Purpose : The combination of mechanism-driven modeling and Artificial Intelligence (AI) holds promise to explain statistical correlations in terms of physiological principles, thereby enabling more effective, personalized patient care. We consider the Singapore Epidemiology of Eye Diseases (SEED), where an association between low systolic blood pressure (BP) and primary open angle glaucoma (POAG) was found to be more pronounced in the presence of high intraocular pressure (IOP). Here, we use mechanism-driven modeling to enhance the dataset and understand the physiological implications of this association.

Methods : SEED involved 9877 participants (19587 eyes), including 213 POAG (293 eyes), who underwent ocular and systemic examinations (Collected Data, Fig1).
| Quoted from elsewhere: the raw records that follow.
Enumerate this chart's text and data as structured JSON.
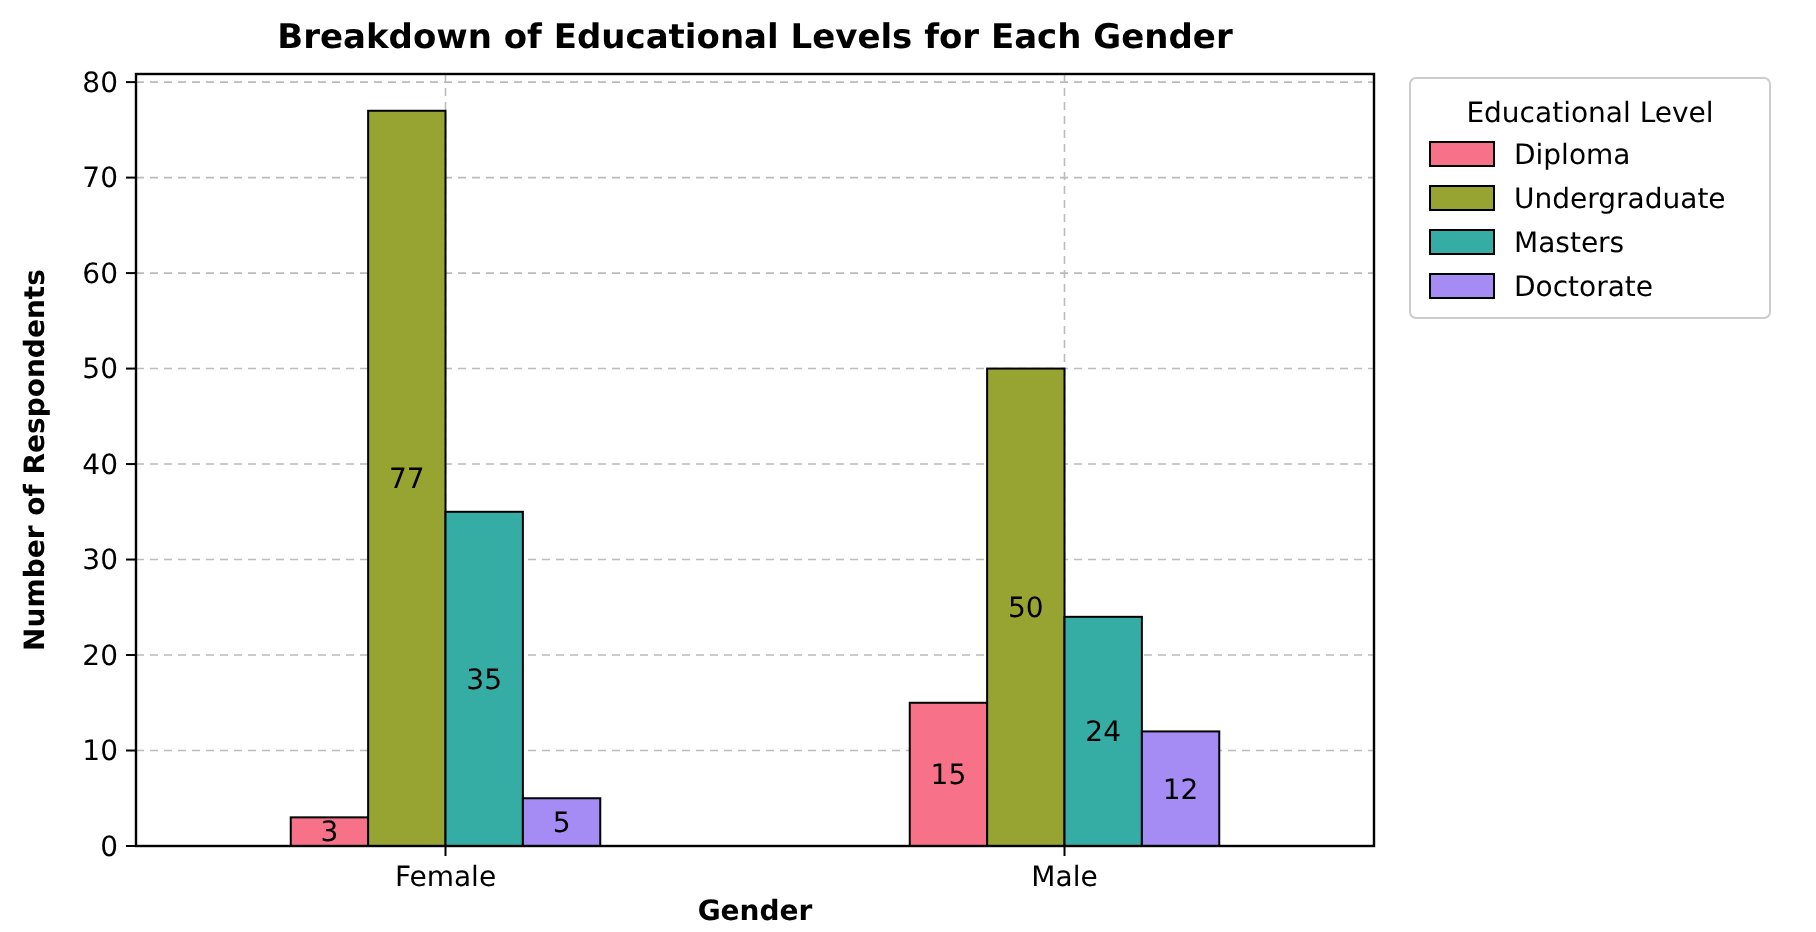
{
  "chart_data": {
    "type": "bar",
    "title": "Breakdown of Educational Levels for Each Gender",
    "xlabel": "Gender",
    "ylabel": "Number of Respondents",
    "legend_title": "Educational Level",
    "categories": [
      "Female",
      "Male"
    ],
    "series": [
      {
        "name": "Diploma",
        "color": "#f77189",
        "values": [
          3,
          15
        ]
      },
      {
        "name": "Undergraduate",
        "color": "#97a431",
        "values": [
          77,
          50
        ]
      },
      {
        "name": "Masters",
        "color": "#36ada4",
        "values": [
          35,
          24
        ]
      },
      {
        "name": "Doctorate",
        "color": "#a48cf4",
        "values": [
          5,
          12
        ]
      }
    ],
    "ylim": [
      0,
      80.85
    ],
    "yticks": [
      0,
      10,
      20,
      30,
      40,
      50,
      60,
      70,
      80
    ],
    "grid": true,
    "legend": "top right",
    "data_labels": true
  }
}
A validated model of retinal circulation (Guidoboni et al 2014) was used to simulate individualized hemodynamic outputs based on measured BP and IOP (Simulated Data, Fig1). The Enhanced Dataset, comprising Collected and Simulated Data, was analyzed via multivariable linear regression models, adjusted for established risk factors, to examine the association between POAG and two outcomes: vascular pressure (vP) and vascular resistance (vR). Generalized estimating equation (GEE) with exchangeable correlation structures and Gaussian link were used to account for the correlation between pairs of eyes for each individual (P value for significance was set at <0.05).

Results : Enhanced Dataset analysis shows that POAG is associated with (i) increased vR in the retinal venules (P<0.039) and in the intraocular portion of the central retinal vein (P<0.028). The use of anti-hypertensive medications is associated with decreased vP (P<0.001) and increased vR in the venules (P<0.001), but not in the central retinal vein. These results indicate that the association between low BP and POAG, especially at high IOP, is related to hemodynamic alterations in the venous side of the circulation, where increased vP and vR are indicative of higher susceptibility to collapse.

Conclusions : The mechanism-driven algorithm for dataset enhancement in AI proved capable of explaining statistical correlations in terms of physiological principles and suggests that future glaucoma studies should focus on the venous side of the circulation.

This is a 2020 ARVO Annual Meeting abstract.